Massage and Pilates, what does one have to do with the other?
While it may seem as though they have nothing in common, let me present you with these words and we will proceed from there. One relieves pain and the other helps to prevent injury in the first place.
During my career as a masseuse, I have often been called upon to help people deal with pain that resulted from a lack of core strength in their bodies. Strong, powerful people who are in so much pain they can barely function. When you combined this type of pain with stress, these ailments of the body could become debilitating. While I my practice relies on a regular clientele of people call on me in their times of need, it always bothered me to see people in pain. I could work out pockets of pain and injury through my massages, but then the pain would return.
That led me to investigate exercise as a way to help strengthen my clients in order to prevent recurrences of injuries. This investigation led me first to Pilates and strength training.

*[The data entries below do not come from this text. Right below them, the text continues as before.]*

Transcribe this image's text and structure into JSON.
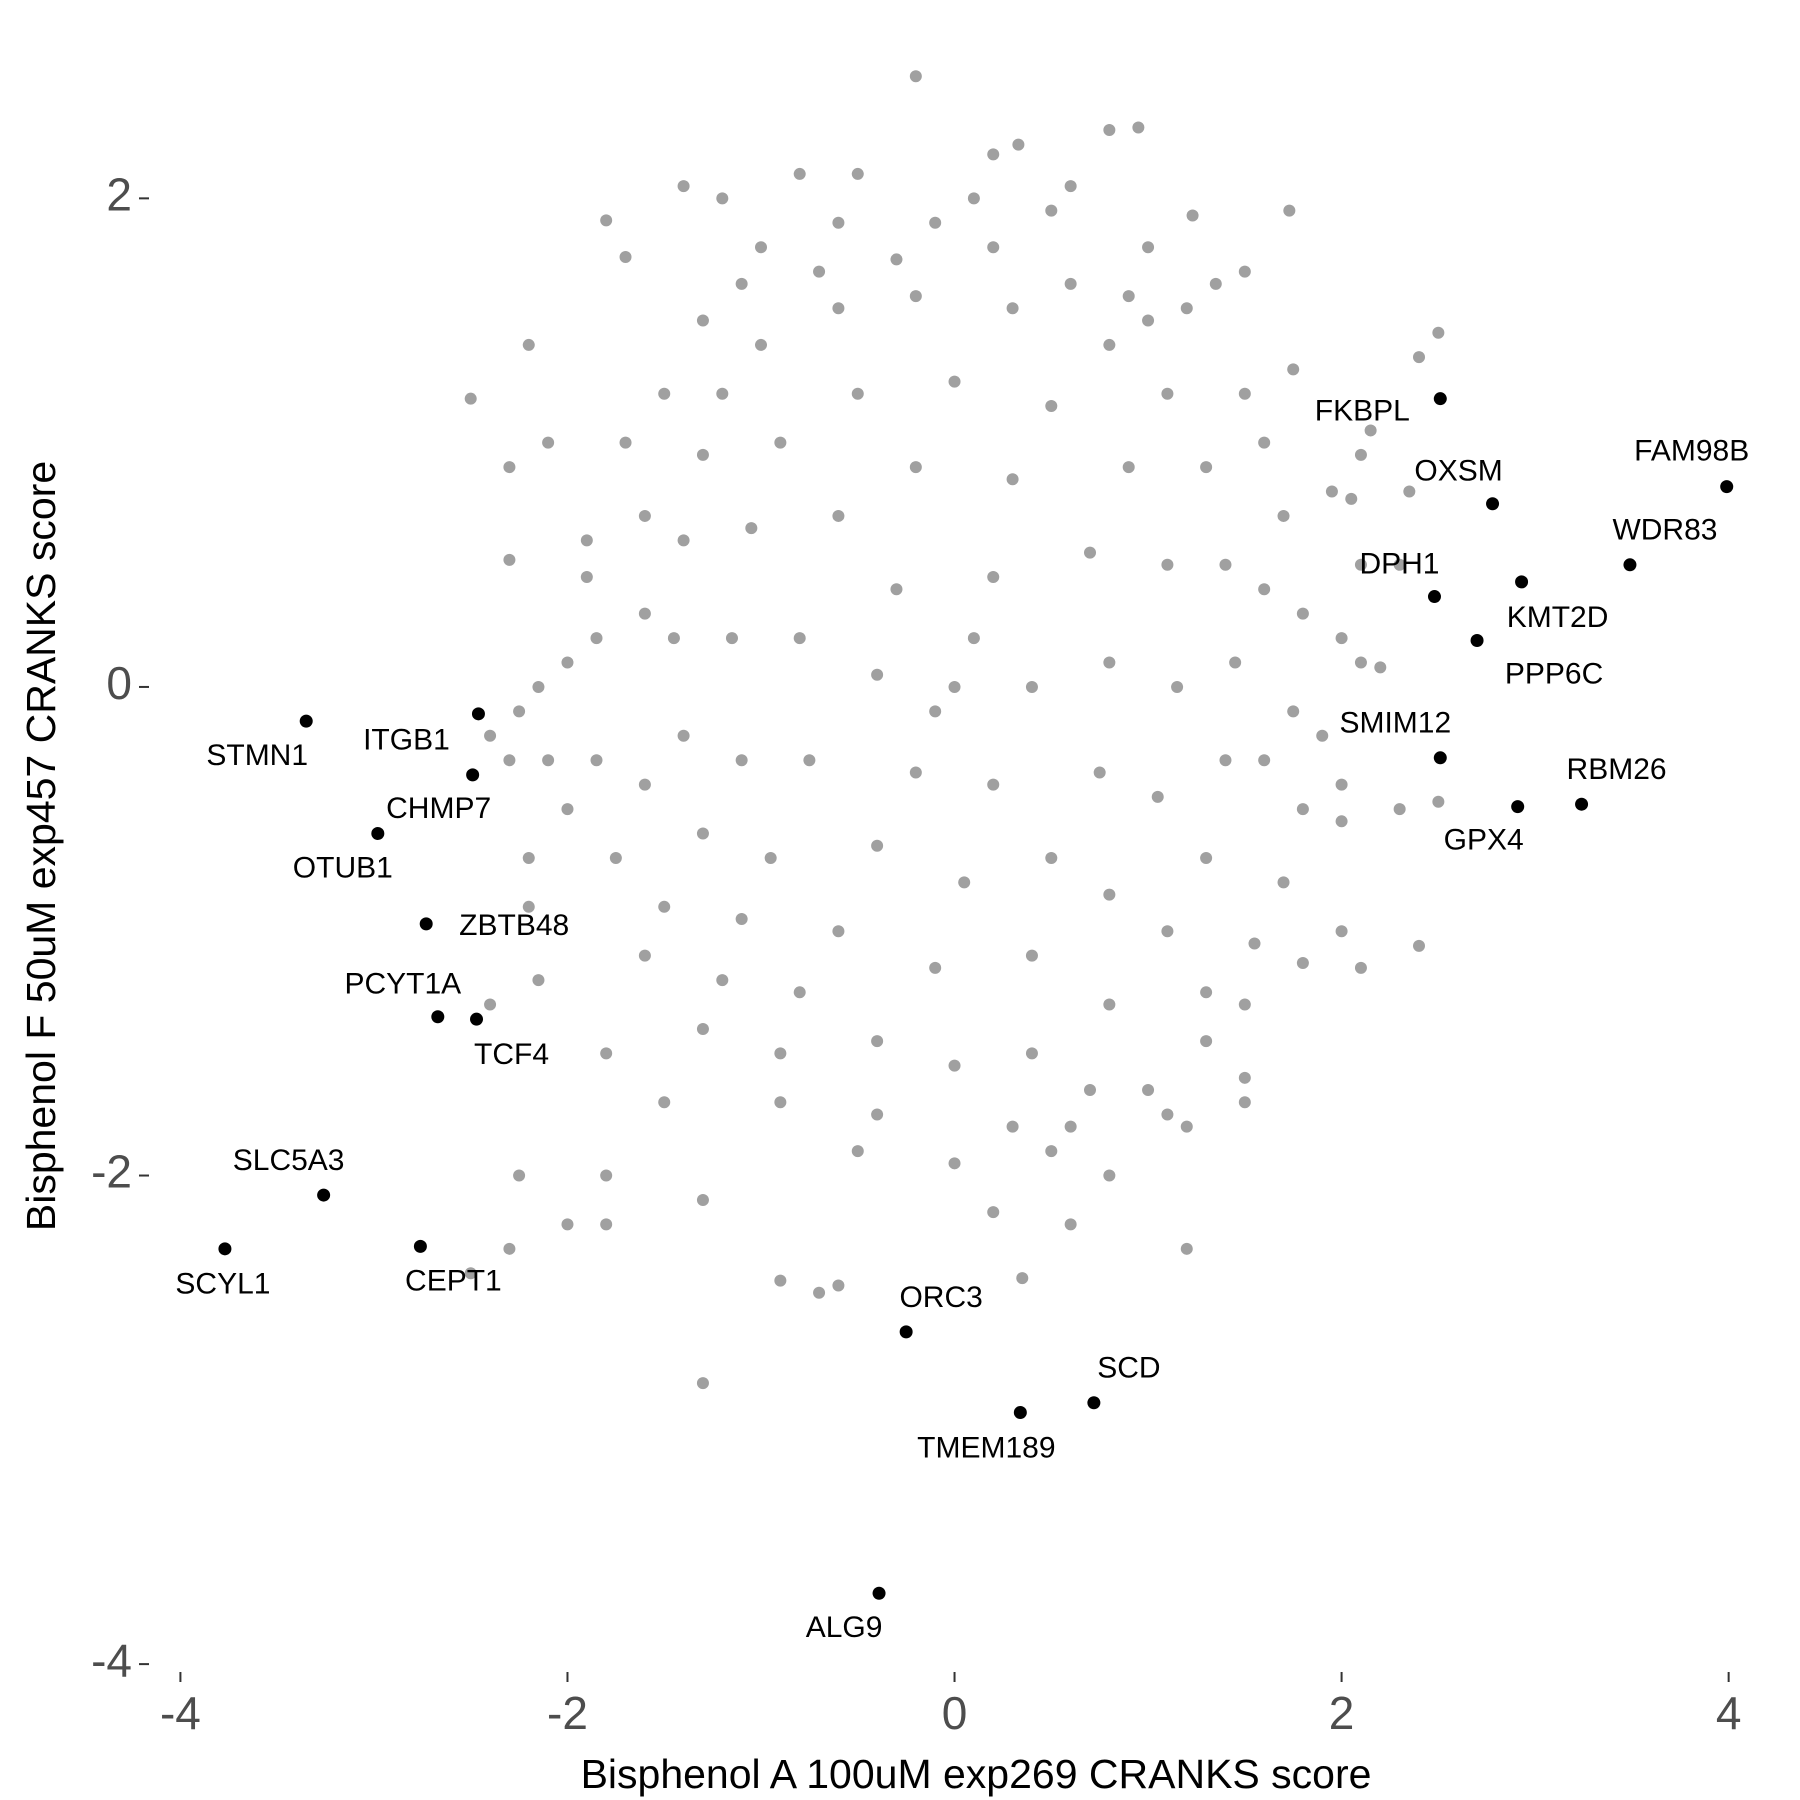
{
  "chart_data": {
    "type": "scatter",
    "x_label": "Bisphenol A 100uM exp269 CRANKS score",
    "y_label": "Bisphenol F 50uM exp457 CRANKS score",
    "xlim": [
      -4.09,
      4.1
    ],
    "ylim": [
      -4.02,
      2.55
    ],
    "xticks": [
      -4,
      -2,
      0,
      2,
      4
    ],
    "yticks": [
      -4,
      -2,
      0,
      2
    ],
    "series": [
      {
        "color": "#a0a0a0",
        "x": [
          -0.2,
          0.8,
          0.95,
          0.33,
          0.2,
          -0.5,
          -1.2,
          -0.8,
          1.73,
          1.23,
          -1.4,
          -1.8,
          -1.7,
          -0.6,
          0.6,
          0.5,
          1.0,
          -2.2,
          -2.5,
          -2.1,
          -2.3,
          -2.3,
          2.5,
          2.4,
          1.5,
          1.35,
          -1.1,
          1.75,
          2.15,
          2.1,
          1.95,
          2.05,
          2.35,
          2.1,
          2.3,
          2.0,
          2.1,
          2.2,
          2.5,
          2.3,
          2.0,
          2.0,
          1.9,
          2.0,
          2.1,
          2.4,
          1.8,
          1.5,
          1.5,
          1.2,
          1.5,
          1.1,
          0.8,
          1.2,
          0.35,
          0.6,
          0.2,
          -0.6,
          -0.7,
          -0.9,
          -1.3,
          -1.3,
          -1.8,
          -1.8,
          -2.0,
          -2.3,
          -2.5,
          -2.25,
          -2.15,
          -2.4,
          -1.5,
          -1.8,
          -2.2,
          -2.2,
          -2.0,
          -2.1,
          -2.3,
          -2.4,
          -2.15,
          -2.25,
          -2.0,
          -1.9,
          -1.9,
          -1.6,
          -1.7,
          -1.5,
          -1.3,
          -1.0,
          -0.3,
          0.2,
          0.6,
          1.2,
          1.5,
          1.6,
          1.7,
          1.8,
          1.75,
          1.8,
          1.7,
          1.55,
          1.3,
          1.0,
          0.5,
          0.0,
          -0.5,
          -0.9,
          -1.3,
          -1.6,
          -1.75,
          -1.85,
          -1.85,
          -1.2,
          -1.0,
          -0.6,
          -0.2,
          0.3,
          0.8,
          1.1,
          1.3,
          1.4,
          1.45,
          1.4,
          1.3,
          1.1,
          0.8,
          0.4,
          0.0,
          -0.4,
          -0.8,
          -1.1,
          -1.3,
          -1.4,
          -1.45,
          -1.4,
          -1.3,
          -0.9,
          -0.5,
          0.0,
          0.5,
          0.9,
          1.1,
          1.15,
          1.05,
          0.8,
          0.4,
          -0.1,
          -0.6,
          -0.95,
          -1.1,
          -1.15,
          -1.05,
          -0.6,
          -0.2,
          0.3,
          0.7,
          0.8,
          0.75,
          0.5,
          0.05,
          -0.4,
          -0.75,
          -0.8,
          -0.3,
          0.2,
          0.4,
          0.2,
          -0.2,
          -0.4,
          0.0,
          0.1,
          -0.1,
          -1.6,
          -1.6,
          1.6,
          1.6,
          -0.4,
          0.3,
          0.7,
          -0.7,
          0.1,
          -0.1,
          0.9,
          -1.5,
          1.3,
          -1.2,
          1.0,
          -0.9,
          0.6
        ],
        "y": [
          2.5,
          2.28,
          2.29,
          2.22,
          2.18,
          2.1,
          2.0,
          2.1,
          1.95,
          1.93,
          2.05,
          1.91,
          1.76,
          1.9,
          2.05,
          1.95,
          1.8,
          1.4,
          1.18,
          1.0,
          0.9,
          0.52,
          1.45,
          1.35,
          1.7,
          1.65,
          1.65,
          1.3,
          1.05,
          0.95,
          0.8,
          0.77,
          0.8,
          0.5,
          0.5,
          0.2,
          0.1,
          0.08,
          -0.47,
          -0.5,
          -0.55,
          -0.4,
          -0.2,
          -1.0,
          -1.15,
          -1.06,
          -1.13,
          -1.3,
          -1.6,
          -1.8,
          -1.7,
          -1.75,
          -2.0,
          -2.3,
          -2.42,
          -2.2,
          -2.15,
          -2.45,
          -2.48,
          -2.43,
          -2.85,
          -2.1,
          -2.0,
          -2.2,
          -2.2,
          -2.3,
          -2.4,
          -2.0,
          -1.2,
          -1.3,
          -1.7,
          -1.5,
          -0.9,
          -0.7,
          -0.5,
          -0.3,
          -0.3,
          -0.2,
          0.0,
          -0.1,
          0.1,
          0.45,
          0.6,
          0.7,
          1.0,
          1.2,
          1.5,
          1.8,
          1.75,
          1.8,
          1.65,
          1.55,
          1.2,
          1.0,
          0.7,
          0.3,
          -0.1,
          -0.5,
          -0.8,
          -1.05,
          -1.45,
          -1.65,
          -1.9,
          -1.95,
          -1.9,
          -1.7,
          -1.4,
          -1.1,
          -0.7,
          -0.3,
          0.2,
          1.2,
          1.4,
          1.55,
          1.6,
          1.55,
          1.4,
          1.2,
          0.9,
          0.5,
          0.1,
          -0.3,
          -0.7,
          -1.0,
          -1.3,
          -1.5,
          -1.55,
          -1.45,
          -1.25,
          -0.95,
          -0.6,
          -0.2,
          0.2,
          0.6,
          0.95,
          1.0,
          1.2,
          1.25,
          1.15,
          0.9,
          0.5,
          0.0,
          -0.45,
          -0.85,
          -1.1,
          -1.15,
          -1.0,
          -0.7,
          -0.3,
          0.2,
          0.65,
          0.7,
          0.9,
          0.85,
          0.55,
          0.1,
          -0.35,
          -0.7,
          -0.8,
          -0.65,
          -0.3,
          0.2,
          0.4,
          0.45,
          0.0,
          -0.4,
          -0.35,
          0.05,
          0.0,
          0.2,
          -0.1,
          -0.4,
          0.3,
          0.4,
          -0.3,
          -1.75,
          -1.8,
          -1.65,
          1.7,
          2.0,
          1.9,
          1.6,
          -0.9,
          -1.25,
          -1.2,
          1.5,
          -1.5,
          -1.8
        ]
      },
      {
        "color": "#000000",
        "labels": [
          "FKBPL",
          "OXSM",
          "FAM98B",
          "WDR83",
          "DPH1",
          "KMT2D",
          "PPP6C",
          "SMIM12",
          "RBM26",
          "GPX4",
          "STMN1",
          "ITGB1",
          "CHMP7",
          "OTUB1",
          "ZBTB48",
          "PCYT1A",
          "TCF4",
          "SLC5A3",
          "SCYL1",
          "CEPT1",
          "ORC3",
          "SCD",
          "TMEM189",
          "ALG9"
        ],
        "x": [
          2.51,
          2.78,
          3.99,
          3.49,
          2.48,
          2.93,
          2.7,
          2.51,
          3.24,
          2.91,
          -3.35,
          -2.46,
          -2.49,
          -2.98,
          -2.73,
          -2.67,
          -2.47,
          -3.26,
          -3.77,
          -2.76,
          -0.25,
          0.72,
          0.34,
          -0.39
        ],
        "y": [
          1.18,
          0.75,
          0.82,
          0.5,
          0.37,
          0.43,
          0.19,
          -0.29,
          -0.48,
          -0.49,
          -0.14,
          -0.11,
          -0.36,
          -0.6,
          -0.97,
          -1.35,
          -1.36,
          -2.08,
          -2.3,
          -2.29,
          -2.64,
          -2.93,
          -2.97,
          -3.71
        ]
      }
    ]
  }
}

What is Pilates? Here is the textbook definition:
“Pilates was designed by Joseph Pilates, a physical-culturist born in Mönchengladbach, Germany, in 1883. He developed a system of exercises during the first half of the twentieth-century which were intended to strengthen the human mind and body. Joseph Pilates believed that mental and physical health are inter-related.
He had practiced many of the physical training regimes which were available in Germany during his youth, and it was out of this context that he developed his own work, which has clear connections with the physical culture of the late nineteenth-century such as the use of specially invented apparatuses and the claim that the exercises could cure illness. It is also related to the tradition of “corrective exercise” or “medical gymnastics” which is typified by Pehr Henrik Ling.”
For my purposes, what Pilates does is offer people the ability to strengthen and stretch their bodies from their core. In other words, many times, back pain can be caused by weak stomach muscles. Strengthen the stomach; relieve the pressure on the back. Hip pain can be caused by leg misalignment, or an uneven gait. Work on the legs, cure the hip pain. And so it goes.
The other instance of repeated pain and illness had to do with stress. In my field, I work with people who have high-powered positions in the community, in their corporate cultures, or even within the athletic communities. Not only are these people constantly going from one project to another (carrying big burdens), but they rarely take the time to stop and relax. That means stress stores up in their bodies, right down to the cellular level. Pilates, if they took the time to work with me, would help them.